Zuhören bedeutet Offenheit für Zusammenhänge, die jenseits der Grenzen der eigenen ärztlichen Fachdisziplin liegen! Sie zeichnet Therapeuten aus, die sich der Grenzen ihrer Erkenntnisfähigkeit bewusst sind.
Zuhören ist Bedingung für das Entwickeln individueller Behandlungsstrategien. Ein Ayurvedaarzt nimmt andere Aspekte wahr als eine Psychotherapeutin, ein Osteopath oder ein Internist. Im Team aller Beteiligten lassen sich die gehörten und wahrgenommenen Teilaspekte von Krankwerden und Kranksein in einem schlüssigen und am Ende effektiven Behandlungskonzept bündeln.
Zuhören bedeutet Innehalten, manchmal auch warten auf das, was kommen mag. Zuhören ist daher auch das unverzichtbare Gegengewicht in einer Welt der Medizin, die oft genug allein auf Handeln und schnellen Erfolg ausgerichtet ist!
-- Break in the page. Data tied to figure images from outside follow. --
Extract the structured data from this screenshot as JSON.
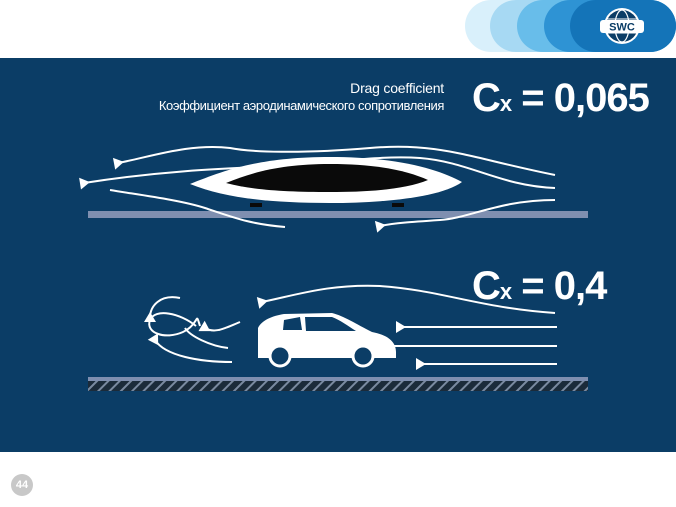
{
  "header": {
    "logo_text": "SWC",
    "colors": {
      "band_light": "#bfe3f7",
      "band_mid": "#5fb9ea",
      "band_dark": "#1d7fc4",
      "logo_bg": "#0b3d66"
    }
  },
  "panel": {
    "background": "#0b3d66"
  },
  "labels": {
    "drag_en": "Drag coefficient",
    "drag_ru": "Коэффициент аэродинамического сопротивления"
  },
  "vehicles": [
    {
      "name": "streamlined-vehicle",
      "cx_prefix": "C",
      "cx_sub": "x",
      "cx_value": "= 0,065"
    },
    {
      "name": "car",
      "cx_prefix": "C",
      "cx_sub": "x",
      "cx_value": "= 0,4"
    }
  ],
  "footer": {
    "page_number": "44"
  }
}
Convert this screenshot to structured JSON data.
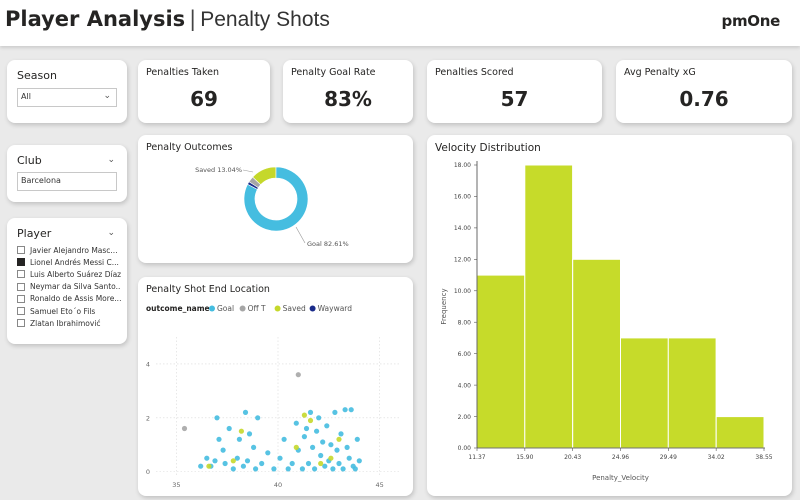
{
  "header": {
    "title_main": "Player Analysis",
    "separator": "|",
    "title_sub": "Penalty Shots",
    "logo": "pmOne"
  },
  "slicers": {
    "season": {
      "label": "Season",
      "value": "All"
    },
    "club": {
      "label": "Club",
      "value": "Barcelona"
    },
    "player": {
      "label": "Player",
      "items": [
        {
          "name": "Javier Alejandro Masc...",
          "selected": false
        },
        {
          "name": "Lionel Andrés Messi C...",
          "selected": true
        },
        {
          "name": "Luis Alberto Suárez Díaz",
          "selected": false
        },
        {
          "name": "Neymar da Silva Santo...",
          "selected": false
        },
        {
          "name": "Ronaldo de Assis More...",
          "selected": false
        },
        {
          "name": "Samuel Eto´o Fils",
          "selected": false
        },
        {
          "name": "Zlatan Ibrahimović",
          "selected": false
        }
      ]
    }
  },
  "kpis": [
    {
      "label": "Penalties Taken",
      "value": "69"
    },
    {
      "label": "Penalty Goal Rate",
      "value": "83%"
    },
    {
      "label": "Penalties Scored",
      "value": "57"
    },
    {
      "label": "Avg Penalty xG",
      "value": "0.76"
    }
  ],
  "colors": {
    "goal": "#45bde0",
    "off_target": "#a6a6a6",
    "saved": "#c5d82b",
    "wayward": "#1a2b8a",
    "histogram": "#c6db2a"
  },
  "chart_data": [
    {
      "type": "pie",
      "title": "Penalty Outcomes",
      "slices": [
        {
          "name": "Goal",
          "value": 82.61,
          "label": "Goal 82.61%"
        },
        {
          "name": "Saved",
          "value": 13.04,
          "label": "Saved 13.04%"
        },
        {
          "name": "Off T",
          "value": 2.9,
          "label": ""
        },
        {
          "name": "Wayward",
          "value": 1.45,
          "label": ""
        }
      ]
    },
    {
      "type": "scatter",
      "title": "Penalty Shot End Location",
      "legend_title": "outcome_name",
      "legend": [
        "Goal",
        "Off T",
        "Saved",
        "Wayward"
      ],
      "xlim": [
        34,
        46
      ],
      "ylim": [
        -0.2,
        5
      ],
      "x_ticks": [
        35,
        40,
        45
      ],
      "y_ticks": [
        0,
        2,
        4
      ],
      "grid": true,
      "series": [
        {
          "name": "Goal",
          "points": [
            [
              36.5,
              0.5
            ],
            [
              36.7,
              0.2
            ],
            [
              36.9,
              0.4
            ],
            [
              37.1,
              1.2
            ],
            [
              37.3,
              0.8
            ],
            [
              37.4,
              0.3
            ],
            [
              37.6,
              1.6
            ],
            [
              37.8,
              0.1
            ],
            [
              38.0,
              0.5
            ],
            [
              38.1,
              1.2
            ],
            [
              38.3,
              0.2
            ],
            [
              38.5,
              0.4
            ],
            [
              38.6,
              1.4
            ],
            [
              38.8,
              0.9
            ],
            [
              38.9,
              0.1
            ],
            [
              39.2,
              0.3
            ],
            [
              39.5,
              0.7
            ],
            [
              39.8,
              0.1
            ],
            [
              40.1,
              0.5
            ],
            [
              40.3,
              1.2
            ],
            [
              40.5,
              0.1
            ],
            [
              40.7,
              0.3
            ],
            [
              40.9,
              1.8
            ],
            [
              41.0,
              0.8
            ],
            [
              41.2,
              0.1
            ],
            [
              41.3,
              1.3
            ],
            [
              41.4,
              1.6
            ],
            [
              41.5,
              0.3
            ],
            [
              41.6,
              2.2
            ],
            [
              41.7,
              0.9
            ],
            [
              41.8,
              0.1
            ],
            [
              41.9,
              1.5
            ],
            [
              42.0,
              2.0
            ],
            [
              42.1,
              0.6
            ],
            [
              42.2,
              1.1
            ],
            [
              42.3,
              0.2
            ],
            [
              42.4,
              1.7
            ],
            [
              42.5,
              0.4
            ],
            [
              42.6,
              1.0
            ],
            [
              42.7,
              0.1
            ],
            [
              42.8,
              2.2
            ],
            [
              42.9,
              0.8
            ],
            [
              43.0,
              0.3
            ],
            [
              43.1,
              1.4
            ],
            [
              43.2,
              0.1
            ],
            [
              43.3,
              2.3
            ],
            [
              43.4,
              0.9
            ],
            [
              43.5,
              0.5
            ],
            [
              43.6,
              2.3
            ],
            [
              43.7,
              0.2
            ],
            [
              43.8,
              0.1
            ],
            [
              44.0,
              0.4
            ],
            [
              37.0,
              2.0
            ],
            [
              38.4,
              2.2
            ],
            [
              36.2,
              0.2
            ],
            [
              39.0,
              2.0
            ],
            [
              43.9,
              1.2
            ]
          ]
        },
        {
          "name": "Off T",
          "points": [
            [
              35.4,
              1.6
            ],
            [
              41.0,
              3.6
            ]
          ]
        },
        {
          "name": "Saved",
          "points": [
            [
              36.6,
              0.2
            ],
            [
              37.8,
              0.4
            ],
            [
              40.9,
              0.9
            ],
            [
              41.6,
              1.9
            ],
            [
              42.1,
              0.3
            ],
            [
              42.6,
              0.5
            ],
            [
              43.0,
              1.2
            ],
            [
              41.3,
              2.1
            ],
            [
              38.2,
              1.5
            ]
          ]
        },
        {
          "name": "Wayward",
          "points": []
        }
      ]
    },
    {
      "type": "bar",
      "title": "Velocity Distribution",
      "xlabel": "Penalty_Velocity",
      "ylabel": "Frequency",
      "bin_edges": [
        "11.37",
        "15.90",
        "20.43",
        "24.96",
        "29.49",
        "34.02",
        "38.55"
      ],
      "values": [
        11,
        18,
        12,
        7,
        7,
        2
      ],
      "ylim": [
        0,
        18
      ],
      "y_ticks": [
        "0.00",
        "2.00",
        "4.00",
        "6.00",
        "8.00",
        "10.00",
        "12.00",
        "14.00",
        "16.00",
        "18.00"
      ]
    }
  ]
}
Das überzeugende Gefühl, im Arzt einen zugewandten Zuhörer zu haben, führt beim Patienten überhaupt erst zur Bereitschaft, Wesentliches (und nicht nur vordergründige Symptome) in Worte zu fassen. Dies wiederum hat zur Folge, dass der zum Zuhören bereite Behandler auch tatsächlich zu hören bekommt, was sich hinter den aktuellen Beschwerden womöglich verbirgt.
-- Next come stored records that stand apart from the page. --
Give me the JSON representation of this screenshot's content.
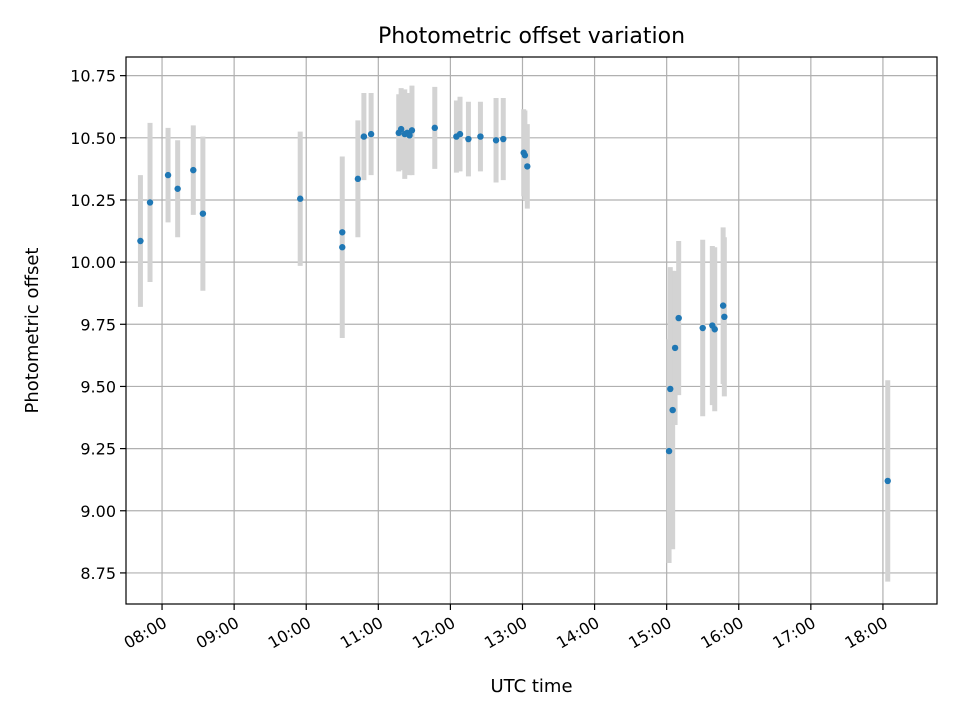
{
  "chart_data": {
    "type": "scatter",
    "title": "Photometric offset variation",
    "xlabel": "UTC time",
    "ylabel": "Photometric offset",
    "x_range": [
      "07:30",
      "18:45"
    ],
    "ylim": [
      8.625,
      10.825
    ],
    "grid": true,
    "x_ticks": [
      "08:00",
      "09:00",
      "10:00",
      "11:00",
      "12:00",
      "13:00",
      "14:00",
      "15:00",
      "16:00",
      "17:00",
      "18:00"
    ],
    "y_ticks": [
      "8.75",
      "9.00",
      "9.25",
      "9.50",
      "9.75",
      "10.00",
      "10.25",
      "10.50",
      "10.75"
    ],
    "error_bars": true,
    "points": [
      {
        "t": "07:42",
        "y": 10.085,
        "err": 0.265
      },
      {
        "t": "07:50",
        "y": 10.24,
        "err": 0.32
      },
      {
        "t": "08:05",
        "y": 10.35,
        "err": 0.19
      },
      {
        "t": "08:13",
        "y": 10.295,
        "err": 0.195
      },
      {
        "t": "08:26",
        "y": 10.37,
        "err": 0.18
      },
      {
        "t": "08:34",
        "y": 10.195,
        "err": 0.31
      },
      {
        "t": "09:55",
        "y": 10.255,
        "err": 0.27
      },
      {
        "t": "10:30",
        "y": 10.12,
        "err": 0.0
      },
      {
        "t": "10:30",
        "y": 10.06,
        "err": 0.365
      },
      {
        "t": "10:43",
        "y": 10.335,
        "err": 0.235
      },
      {
        "t": "10:48",
        "y": 10.505,
        "err": 0.175
      },
      {
        "t": "10:54",
        "y": 10.515,
        "err": 0.165
      },
      {
        "t": "11:17",
        "y": 10.52,
        "err": 0.155
      },
      {
        "t": "11:19",
        "y": 10.535,
        "err": 0.165
      },
      {
        "t": "11:22",
        "y": 10.515,
        "err": 0.18
      },
      {
        "t": "11:24",
        "y": 10.52,
        "err": 0.16
      },
      {
        "t": "11:26",
        "y": 10.51,
        "err": 0.16
      },
      {
        "t": "11:28",
        "y": 10.53,
        "err": 0.18
      },
      {
        "t": "11:47",
        "y": 10.54,
        "err": 0.165
      },
      {
        "t": "12:05",
        "y": 10.505,
        "err": 0.145
      },
      {
        "t": "12:08",
        "y": 10.515,
        "err": 0.15
      },
      {
        "t": "12:15",
        "y": 10.495,
        "err": 0.15
      },
      {
        "t": "12:25",
        "y": 10.505,
        "err": 0.14
      },
      {
        "t": "12:38",
        "y": 10.49,
        "err": 0.17
      },
      {
        "t": "12:44",
        "y": 10.495,
        "err": 0.165
      },
      {
        "t": "13:01",
        "y": 10.44,
        "err": 0.175
      },
      {
        "t": "13:02",
        "y": 10.43,
        "err": 0.18
      },
      {
        "t": "13:04",
        "y": 10.385,
        "err": 0.17
      },
      {
        "t": "15:02",
        "y": 9.24,
        "err": 0.45
      },
      {
        "t": "15:03",
        "y": 9.49,
        "err": 0.49
      },
      {
        "t": "15:05",
        "y": 9.405,
        "err": 0.56
      },
      {
        "t": "15:07",
        "y": 9.655,
        "err": 0.31
      },
      {
        "t": "15:10",
        "y": 9.775,
        "err": 0.31
      },
      {
        "t": "15:30",
        "y": 9.735,
        "err": 0.355
      },
      {
        "t": "15:38",
        "y": 9.745,
        "err": 0.32
      },
      {
        "t": "15:40",
        "y": 9.73,
        "err": 0.33
      },
      {
        "t": "15:47",
        "y": 9.825,
        "err": 0.315
      },
      {
        "t": "15:48",
        "y": 9.78,
        "err": 0.32
      },
      {
        "t": "18:04",
        "y": 9.12,
        "err": 0.405
      }
    ],
    "colors": {
      "point": "#1f77b4",
      "errorbar": "#d3d3d3",
      "grid": "#b0b0b0",
      "axes": "#000000"
    }
  }
}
Zuhören beinhaltet das Eingeständnis, nicht alles besser zu wissen, sondern bereit zu sein für Überraschendes. Zuhören kann den Weg eröffnen von bloßem Wissen hin zu erlebendem Miteinander. Vielleicht ist Zuhören eine Bedingung für den Unterschied zwischen Wissen und Weisheit?